- Jiwei Hu
- Sanchit Singh
- Khalid Abdilahi
- Vera Cui
The aim of this project is to allow tech employees in Canada to get a reasonable estimation of how much they will potentially earn given their skill set and years of experience. Fresh graduates and seasoned employees would benefit from an analysis tool that allows them to predict their earning potential. While the Human Resources (HR) department of companies has access to this market information, tech employees are mostly clueless about what their market value is. Therefore, a salary predictor tool could assist them in the negotiation process.
Using the Stack Overflow Annual Developer Survey (Silge 2021) data, we did Exploratory Data analysis (EDA) and came up with some features that we think help predict the expected yearly compensation of tech employees.

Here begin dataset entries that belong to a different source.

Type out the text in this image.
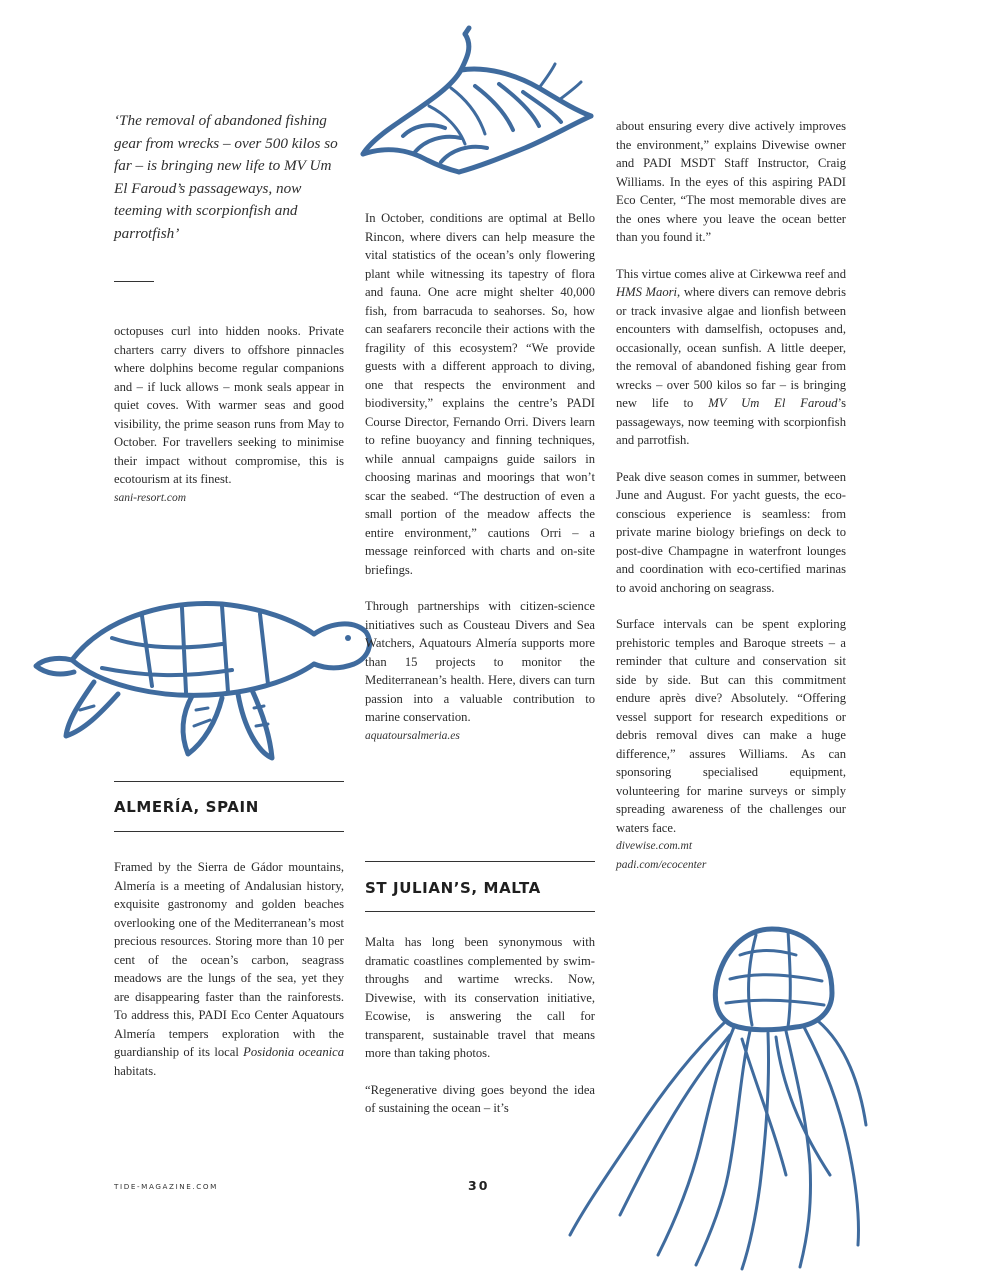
‘The removal of abandoned fishing gear from wrecks – over 500 kilos so far – is bringing new life to MV Um El Faroud’s passageways, now teeming with scorpionfish and parrotfish’

octopuses curl into hidden nooks. Private charters carry divers to offshore pinnacles where dolphins become regular companions and – if luck allows – monk seals appear in quiet coves. With warmer seas and good visibility, the prime season runs from May to October. For travellers seeking to minimise their impact without compromise, this is ecotourism at its finest.

sani-resort.com

ALMERÍA, SPAIN

Framed by the Sierra de Gádor mountains, Almería is a meeting of Andalusian history, exquisite gastronomy and golden beaches overlooking one of the Mediterranean’s most precious resources. Storing more than 10 per cent of the ocean’s carbon, seagrass meadows are the lungs of the sea, yet they are disappearing faster than the rainforests. To address this, PADI Eco Center Aquatours Almería tempers exploration with the guardianship of its local Posidonia oceanica habitats.

In October, conditions are optimal at Bello Rincon, where divers can help measure the vital statistics of the ocean’s only flowering plant while witnessing its tapestry of flora and fauna. One acre might shelter 40,000 fish, from barracuda to seahorses. So, how can seafarers reconcile their actions with the fragility of this ecosystem? “We provide guests with a different approach to diving, one that respects the environment and biodiversity,” explains the centre’s PADI Course Director, Fernando Orri. Divers learn to refine buoyancy and finning techniques, while annual campaigns guide sailors in choosing marinas and moorings that won’t scar the seabed. “The destruction of even a small portion of the meadow affects the entire environment,” cautions Orri – a message reinforced with charts and on-site briefings.

Through partnerships with citizen-science initiatives such as Cousteau Divers and Sea Watchers, Aquatours Almería supports more than 15 projects to monitor the Mediterranean’s health. Here, divers can turn passion into a valuable contribution to marine conservation.

aquatoursalmeria.es

ST JULIAN’S, MALTA

Malta has long been synonymous with dramatic coastlines complemented by swim-throughs and wartime wrecks. Now, Divewise, with its conservation initiative, Ecowise, is answering the call for transparent, sustainable travel that means more than taking photos.

“Regenerative diving goes beyond the idea of sustaining the ocean – it’s

about ensuring every dive actively improves the environment,” explains Divewise owner and PADI MSDT Staff Instructor, Craig Williams. In the eyes of this aspiring PADI Eco Center, “The most memorable dives are the ones where you leave the ocean better than you found it.”

This virtue comes alive at Cirkewwa reef and HMS Maori, where divers can remove debris or track invasive algae and lionfish between encounters with damselfish, octopuses and, occasionally, ocean sunfish. A little deeper, the removal of abandoned fishing gear from wrecks – over 500 kilos so far – is bringing new life to MV Um El Faroud’s passageways, now teeming with scorpionfish and parrotfish.

Peak dive season comes in summer, between June and August. For yacht guests, the eco-conscious experience is seamless: from private marine biology briefings on deck to post-dive Champagne in waterfront lounges and coordination with eco-certified marinas to avoid anchoring on seagrass.

Surface intervals can be spent exploring prehistoric temples and Baroque streets – a reminder that culture and conservation sit side by side. But can this commitment endure après dive? Absolutely. “Offering vessel support for research expeditions or debris removal dives can make a huge difference,” assures Williams. As can sponsoring specialised equipment, volunteering for marine surveys or simply spreading awareness of the challenges our waters face.

divewise.com.mt

padi.com/ecocenter

TIDE-MAGAZINE.COM	30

We describe the data, selected features, and the modeling process which you should be able to reproduce following the usage steps.
The data set used in this project is from the Stack Overflow Annual Developer Survey, which is conducted annually. The survey data set has nearly 80,000 responses. Several useful features could be extracted from this survey such as education level, location, the language used, job type, all of which are potentially associated with annual compensation.
- GNU make 4.2.1
There are two suggested ways to run this analysis:
note - the instructions in this section also depends on running this in a unix shell (e.g., terminal or Git Bash)

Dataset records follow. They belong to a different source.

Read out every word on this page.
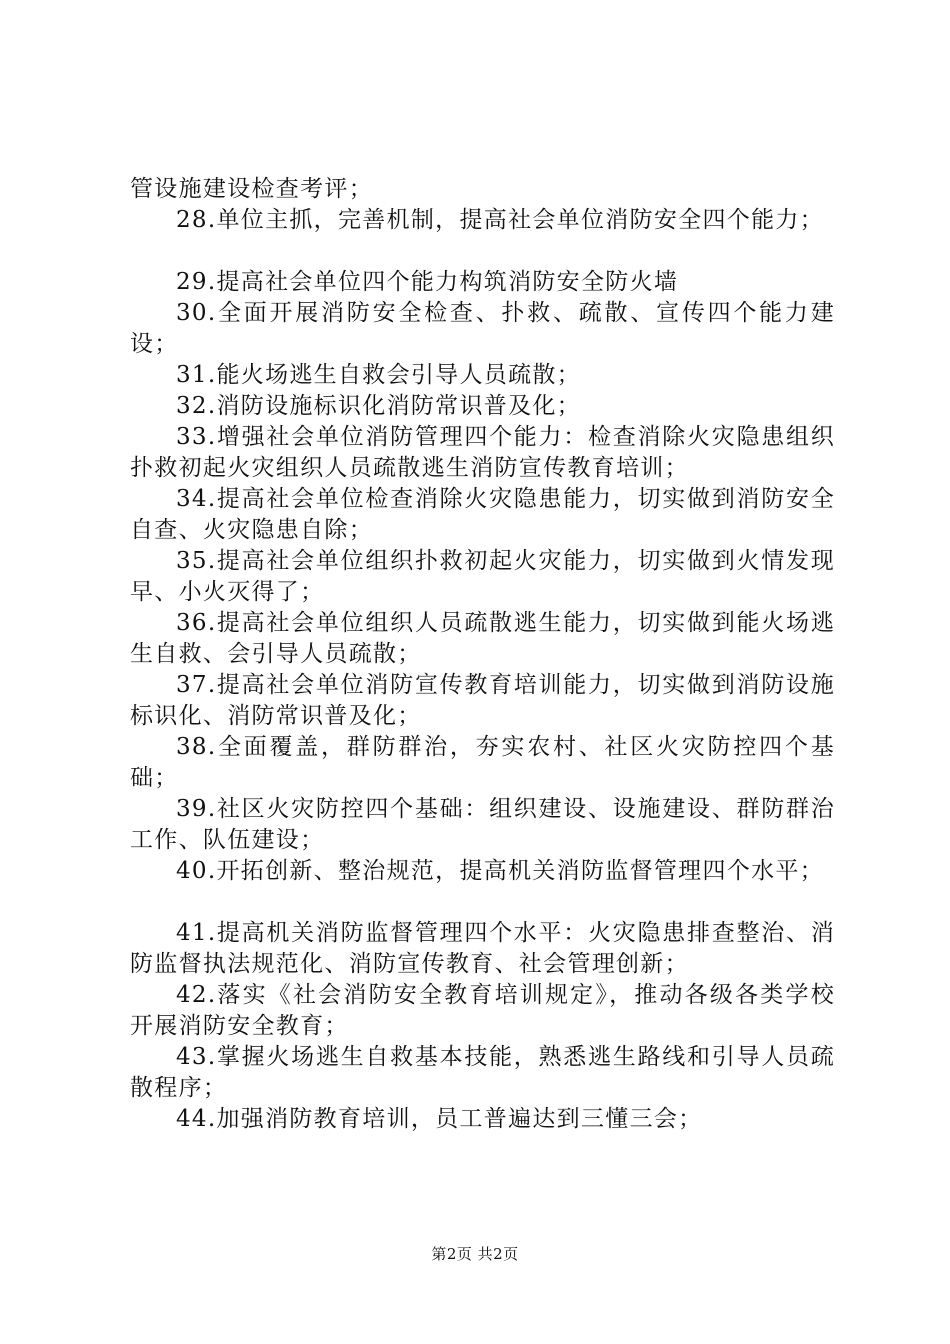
管设施建设检查考评；

28.单位主抓，完善机制，提高社会单位消防安全四个能力；

29.提高社会单位四个能力构筑消防安全防火墙

30.全面开展消防安全检查、扑救、疏散、宣传四个能力建设；

31.能火场逃生自救会引导人员疏散；

32.消防设施标识化消防常识普及化；

33.增强社会单位消防管理四个能力：检查消除火灾隐患组织扑救初起火灾组织人员疏散逃生消防宣传教育培训；

34.提高社会单位检查消除火灾隐患能力，切实做到消防安全自查、火灾隐患自除；

35.提高社会单位组织扑救初起火灾能力，切实做到火情发现早、小火灭得了；

36.提高社会单位组织人员疏散逃生能力，切实做到能火场逃生自救、会引导人员疏散；

37.提高社会单位消防宣传教育培训能力，切实做到消防设施标识化、消防常识普及化；

38.全面覆盖，群防群治，夯实农村、社区火灾防控四个基础；

39.社区火灾防控四个基础：组织建设、设施建设、群防群治工作、队伍建设；

40.开拓创新、整治规范，提高机关消防监督管理四个水平；

41.提高机关消防监督管理四个水平：火灾隐患排查整治、消防监督执法规范化、消防宣传教育、社会管理创新；

42.落实《社会消防安全教育培训规定》，推动各级各类学校开展消防安全教育；

43.掌握火场逃生自救基本技能，熟悉逃生路线和引导人员疏散程序；

44.加强消防教育培训，员工普遍达到三懂三会；

第2页 共2页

To run this analysis using Docker, clone/download this repository, use the command line to navigate to the root of this project on your computer, and then type the following (filling in PATH_ON_YOUR_COMPUTER with the absolute path to the root of this project on your computer).
docker run --rm -v PATH_ON_YOUR_COMPUTER:/home/tech_salary_predictor_canada_us ssingh90/tech_salary_predictor_canada_us make -C '/home/tech_salary_predictor_canada_us' all
To reset the repo to a clean state, with no intermediate or results files, run the following command at the command line/terminal from the root directory of this project:
docker run --rm -v PATH_ON_YOUR_COMPUTER:/home/tech_salary_predictor_canada_us ssingh90/tech_salary_predictor_canada_us make -C '/home/tech_salary_predictor_canada_us' clean
The Python dependencies can be found in the tech_salary_pred_env.yaml file. However, you don’t have to manually install these dependencies. You need to install conda (v4.10.3) and then follow the installation instructions described below. Note: You need tech_salary_pred_env.yaml file to do the following steps for this option.

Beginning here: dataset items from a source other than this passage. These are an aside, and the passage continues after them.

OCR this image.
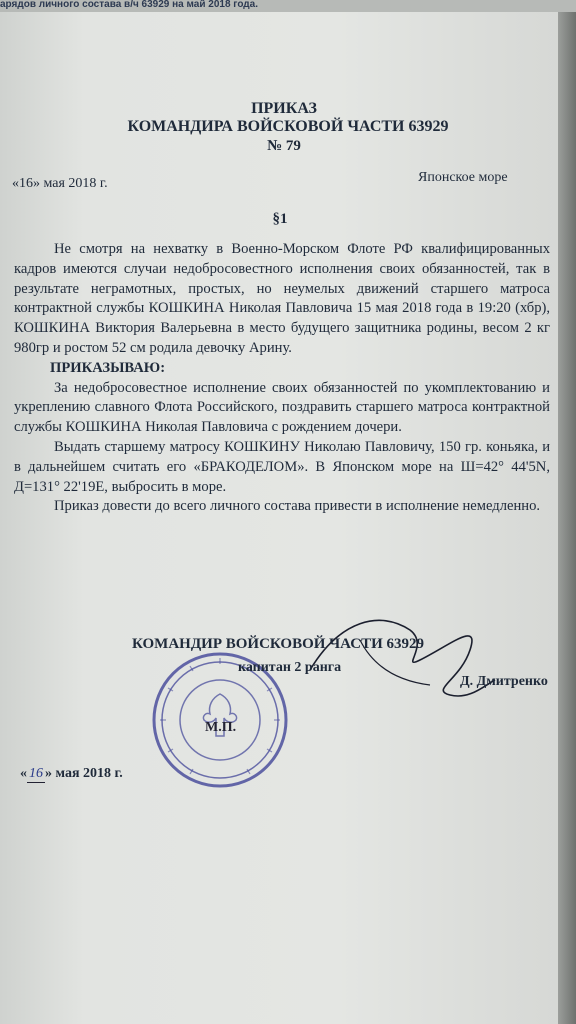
арядов личного состава в/ч 63929 на май 2018 года.
ПРИКАЗ
КОМАНДИРА ВОЙСКОВОЙ ЧАСТИ 63929
№ 79
«16» мая 2018 г.	Японское море
§1

Не смотря на нехватку в Военно-Морском Флоте РФ квалифицированных кадров имеются случаи недобросовестного исполнения своих обязанностей, так в результате неграмотных, простых, но неумелых движений старшего матроса контрактной службы КОШКИНА Николая Павловича 15 мая 2018 года в 19:20 (хбр), КОШКИНА Виктория Валерьевна в место будущего защитника родины, весом 2 кг 980гр и ростом 52 см родила девочку Арину.

ПРИКАЗЫВАЮ:

За недобросовестное исполнение своих обязанностей по укомплектованию и укреплению славного Флота Российского, поздравить старшего матроса контрактной службы КОШКИНА Николая Павловича с рождением дочери.

Выдать старшему матросу КОШКИНУ Николаю Павловичу, 150 гр. коньяка, и в дальнейшем считать его «БРАКОДЕЛОМ». В Японском море на Ш=42° 44'5N, Д=131° 22'19E, выбросить в море.

Приказ довести до всего личного состава привести в исполнение немедленно.

М.П.
КОМАНДИР ВОЙСКОВОЙ ЧАСТИ 63929
капитан 2 ранга
Д. Дмитренко
« 16 » мая 2018 г.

To replicate the analysis, clone this GitHub repository, install the dependencies listed below, and run the following command at the command line/terminal from the root directory of this project:
The R dependencies are listed below:
- R version 3.6.1 and R packages:
- tidyverse==1.3.1
- caret==6.0.90
- docopt==0.7.1
- testthat=3.0.4
# create conda environment
conda env create -f tech_salary_pred_env.yaml
conda activate tech_salary_pred_env
make all
To reset the repo to a clean state, with no intermediate or results files, run the following command at the command line/terminal from the root directory of this project:
make clean
The final report can be found here
After carrying out EDA, we realize that the following features might help us predict the salary of tech workers: years of experience, education level, programming languages used, and their role (full-stack developer, front-end developer, etc.)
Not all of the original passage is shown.